Mais la musique, me direz-vous ? Tout naturellement, elle évoque les styles de Siméon Kotko ou de Guerre et Paix. Elle baigne dans ce lyrisme tardif, caractéristique du Prokofiev soviétique. Il y a peu de choeurs, qui se bornent à encadrer l'oeuvre (épigraphe et finale) et, à l'acte III, à exalter la fièvre du combat. Dans ce sens voulu et recherché de la simplicité, le compositeur a également restreint les ensembles à quelques duos. Ceux d'Alexei et d'Olga bien sûr, mais aussi, à l'acte II, entre Alexei et le Commissaire, ou le chirurgien Vassili : ils figurent parmi les meilleurs moments de la partition. Beaucoup d'airs et d'ariosos donc, selon le voeu des autorités. Citons ici évidemment la scène initiale d'Alexei dans la neige, mais aussi la belle berceuse de Klavdia l'infirmière ou la joyeuse chanson de Koukouchkine, jazzy et évoquant l'ami Poulenc. Toute la scène du kolkhoze à l'acte I est fort bien enlevée, et la mort du Commissaire (II) est impressionnante de tension dramatique. Notons deux danses - Dieu sait comme Prokofiev était doué pour le ballet ! - une valse et une rumba, d'un effet étonnant, tout comme ce thème pétaradant à la trompette, symbolisant la lutte contre les Allemands.

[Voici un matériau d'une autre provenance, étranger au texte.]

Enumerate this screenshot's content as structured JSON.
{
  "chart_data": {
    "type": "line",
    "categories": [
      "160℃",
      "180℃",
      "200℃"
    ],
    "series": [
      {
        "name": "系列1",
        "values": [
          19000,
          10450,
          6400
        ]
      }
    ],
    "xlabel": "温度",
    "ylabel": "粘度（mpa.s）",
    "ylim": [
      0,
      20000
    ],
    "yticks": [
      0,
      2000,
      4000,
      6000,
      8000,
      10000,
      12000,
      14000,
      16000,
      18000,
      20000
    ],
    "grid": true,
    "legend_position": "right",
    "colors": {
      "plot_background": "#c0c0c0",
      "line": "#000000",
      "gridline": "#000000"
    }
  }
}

Finalement, sans atteindre à la grandeur de Guerre et Paix ni à la cohésion de Siméon Kotko, cette Histoire d'un homme véritable se révèle une oeuvre intéressante et certainement non indigne de son créateur. Il est donc très heureux que Chandos réédite l'unique version disponible. Mais il se pourrait que Gergiev, malgré une réticence initiale, envisage un nouvel enregistrement...

Reste l'interprétation. Nous sommes au Bolchoï en 1961. Époque bénie sans doute, mais conventionnelle. Si les noms de Yevgeni Kibkalo, remarquable Alexei, et de Gladifira Deomidova nous sont moins familiers, je voudrais signaler les prestations de quelques stars tout de même, tels Alexei Maslennikov en Koukouchkine, Marc Rechetine en Vassili et surtout le grand Arthur Eizen, qui campe un Commissaire de belle allure. Choeurs et orchestre sont dans la grande tradition soviétique de ces années lointaines. La prise de son est excellente, et nous rend impeccablement, au-delà de tant d'années, non pas un chef-d'oeuvre méconnu, mais un opéra fort attachant, et crucial pour mieux saisir encore l'évolution de l'immense musicien que fut Serge Prokofiev.